Compasso

Helsana Versicherungen AG

Arbeitgeberin Sandra Meier

Frau F. arbeitet bei uns im Kundendienst. Sie ist bereits über 20 Jahre bei Helsana. Ich habe sie 2006 im Frontoffice kennen gelernt. Sie hat viel am Telefon gearbeitet und gute Arbeit geleistet. Deshalb setzen wir uns auch für sie ein, das ist ganz klar. Aber sie hat psychische Probleme, die ihr zu schaffen machen. 2008 ist es ihr plötzlich schlechter gegangen. Sie hat dann vier Monate in der Klinik gelebt und trotzdem 50% bei uns gearbeitet. Aber ihr Arzt sagte: „Sie kann nicht mehr ans Telefon. Dieser Stress geht nicht mehr.“ Wir haben ihre Arbeitsabläufe ändern müssen. Inzwischen war ich Gruppenleiterin im Backoffice und habe Frau F. zu mir ins Team genommen. Sie erledigt heute einfache schriftliche Korrespondenz. Wobei sie gerade auch komplexe Aufgaben übernimmt, wenn es ihr Gesundheitszustand erlaubt. Etwa systemtechnisch schwierige Verrechnungen, die anderen Mühe bereiten. Als langjährige Mitarbeiterin bringt Frau F. die nötige Erfahrung mit, um solche Fälle zu lösen.

Arbeitnehmerin Frau F.

Als ich 1987 bei Helsana angefangen habe, hat sie noch Artisana geheissen. Mein Pflichtenheft war vielseitig, ich habe alle möglichen Büroarbeiten erledigt. Mehrheitlich aber hat man mich am Telefon im Kundendienst eingesetzt. 1992 habe ich nach der Geburt meines Sohnes unter schweren Depressionen gelitten. Nach dem Mutterschaftsurlaub habe ich aber weiterhin 100% gearbeitet. Es ging mir lange einfach nicht besser. Ich musste dann ein halbes Jahr in die Klinik, mit der Diagnose Borderline-Störung. Dennoch habe ich danach wieder 100% weiter gearbeitet. 2005 habe ich einen Alkoholentzug gemacht. Das hat wieder ein halbes Jahr Absenz bedeutet. Aber auch danach habe ich wieder die gleiche Arbeit im Vollzeitpensum gemacht. Damals habe ich das noch nicht mit dem Arbeitgeber angeschaut, ich habe mich auch nicht überfordert gefühlt. Die Arbeit ist mir wichtig gewesen, ich habe Spass daran gehabt. Erst seit 2008 habe ich so starke Probleme, dass ich den Stress nicht mehr aushalte. Als ich dann wieder vier Monate in der Klinik gewesen bin, habe ich entsprechend meiner Tagesverfassung – mal mehr, mal weniger – gearbeitet. Gleichzeitig hat mich Helsana bei der IV angemeldet.

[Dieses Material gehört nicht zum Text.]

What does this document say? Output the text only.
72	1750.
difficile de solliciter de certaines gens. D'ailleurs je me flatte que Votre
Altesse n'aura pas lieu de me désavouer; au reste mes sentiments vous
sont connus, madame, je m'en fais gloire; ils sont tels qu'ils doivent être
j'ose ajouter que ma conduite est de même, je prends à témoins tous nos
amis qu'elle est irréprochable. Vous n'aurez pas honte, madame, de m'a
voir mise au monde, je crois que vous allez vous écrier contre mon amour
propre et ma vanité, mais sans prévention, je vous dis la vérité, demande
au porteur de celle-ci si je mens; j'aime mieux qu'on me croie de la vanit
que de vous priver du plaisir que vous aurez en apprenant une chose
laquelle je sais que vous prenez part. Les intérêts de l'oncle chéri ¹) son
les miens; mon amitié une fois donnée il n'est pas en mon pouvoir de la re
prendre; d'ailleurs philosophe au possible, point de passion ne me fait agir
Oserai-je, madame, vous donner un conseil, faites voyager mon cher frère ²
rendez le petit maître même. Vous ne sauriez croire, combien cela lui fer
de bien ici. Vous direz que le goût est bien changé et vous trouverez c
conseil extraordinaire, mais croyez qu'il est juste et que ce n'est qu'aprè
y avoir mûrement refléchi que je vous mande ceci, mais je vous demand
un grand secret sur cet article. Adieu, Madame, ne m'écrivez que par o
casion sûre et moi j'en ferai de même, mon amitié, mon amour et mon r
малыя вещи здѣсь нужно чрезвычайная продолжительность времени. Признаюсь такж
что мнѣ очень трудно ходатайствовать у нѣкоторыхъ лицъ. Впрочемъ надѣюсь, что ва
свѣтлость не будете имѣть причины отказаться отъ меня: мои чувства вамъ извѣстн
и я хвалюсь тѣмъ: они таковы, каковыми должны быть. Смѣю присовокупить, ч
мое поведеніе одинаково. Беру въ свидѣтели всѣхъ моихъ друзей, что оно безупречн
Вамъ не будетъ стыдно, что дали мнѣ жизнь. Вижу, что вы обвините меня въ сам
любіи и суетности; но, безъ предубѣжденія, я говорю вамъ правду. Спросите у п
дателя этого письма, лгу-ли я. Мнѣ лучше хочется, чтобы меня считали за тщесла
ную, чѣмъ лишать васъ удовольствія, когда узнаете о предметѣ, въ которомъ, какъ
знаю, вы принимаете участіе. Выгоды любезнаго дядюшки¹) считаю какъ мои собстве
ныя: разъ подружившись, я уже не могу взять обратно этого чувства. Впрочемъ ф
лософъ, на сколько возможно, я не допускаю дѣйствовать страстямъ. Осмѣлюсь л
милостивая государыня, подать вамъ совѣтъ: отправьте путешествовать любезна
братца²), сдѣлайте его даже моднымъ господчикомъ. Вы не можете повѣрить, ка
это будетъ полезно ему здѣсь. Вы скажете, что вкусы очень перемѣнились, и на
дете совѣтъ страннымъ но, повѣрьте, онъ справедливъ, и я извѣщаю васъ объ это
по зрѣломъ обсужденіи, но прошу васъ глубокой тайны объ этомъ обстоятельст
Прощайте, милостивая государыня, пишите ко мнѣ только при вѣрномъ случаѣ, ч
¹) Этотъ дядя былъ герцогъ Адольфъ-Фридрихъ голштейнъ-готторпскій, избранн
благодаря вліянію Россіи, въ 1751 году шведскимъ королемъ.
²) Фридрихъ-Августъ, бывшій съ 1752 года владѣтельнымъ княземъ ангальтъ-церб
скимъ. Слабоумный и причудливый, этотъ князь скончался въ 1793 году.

Arbeitgeberin Sandra Meier mit Arbeitnehmerin Frau F.

Frau F. und ich sind in sehr gutem Kontakt. Ich sehe sie von meinem Arbeitsplatz aus, das sensibilisiert. Während der gemeinsamen Arbeit, etwa wenn wir die Post sortieren, ergibt sich das eine oder andere Gespräch. Es braucht schon eine Anlaufzeit, bis man merkt, wenn es einem Menschen nicht gut geht. Frau F. hat sich so gut im Griff, dass man es als Aussenstehende nicht merkt. Jetzt ist einfach wichtig, dass sie nicht unter Zeitdruck steht. Denn manchmal hat sie Denkblockaden. Mittlerweile weiss ich, wie ich in solchen Situationen reagieren muss. Entscheidend ist die Einführung des „HR Care Managements“ von Helsana 2009 gewesen. Von da an haben wir wirklich lösungsorientiert handeln können und haben Frau F.s Arbeitsumfeld so angepasst, dass sie heute ihre beste Leistung bringen kann.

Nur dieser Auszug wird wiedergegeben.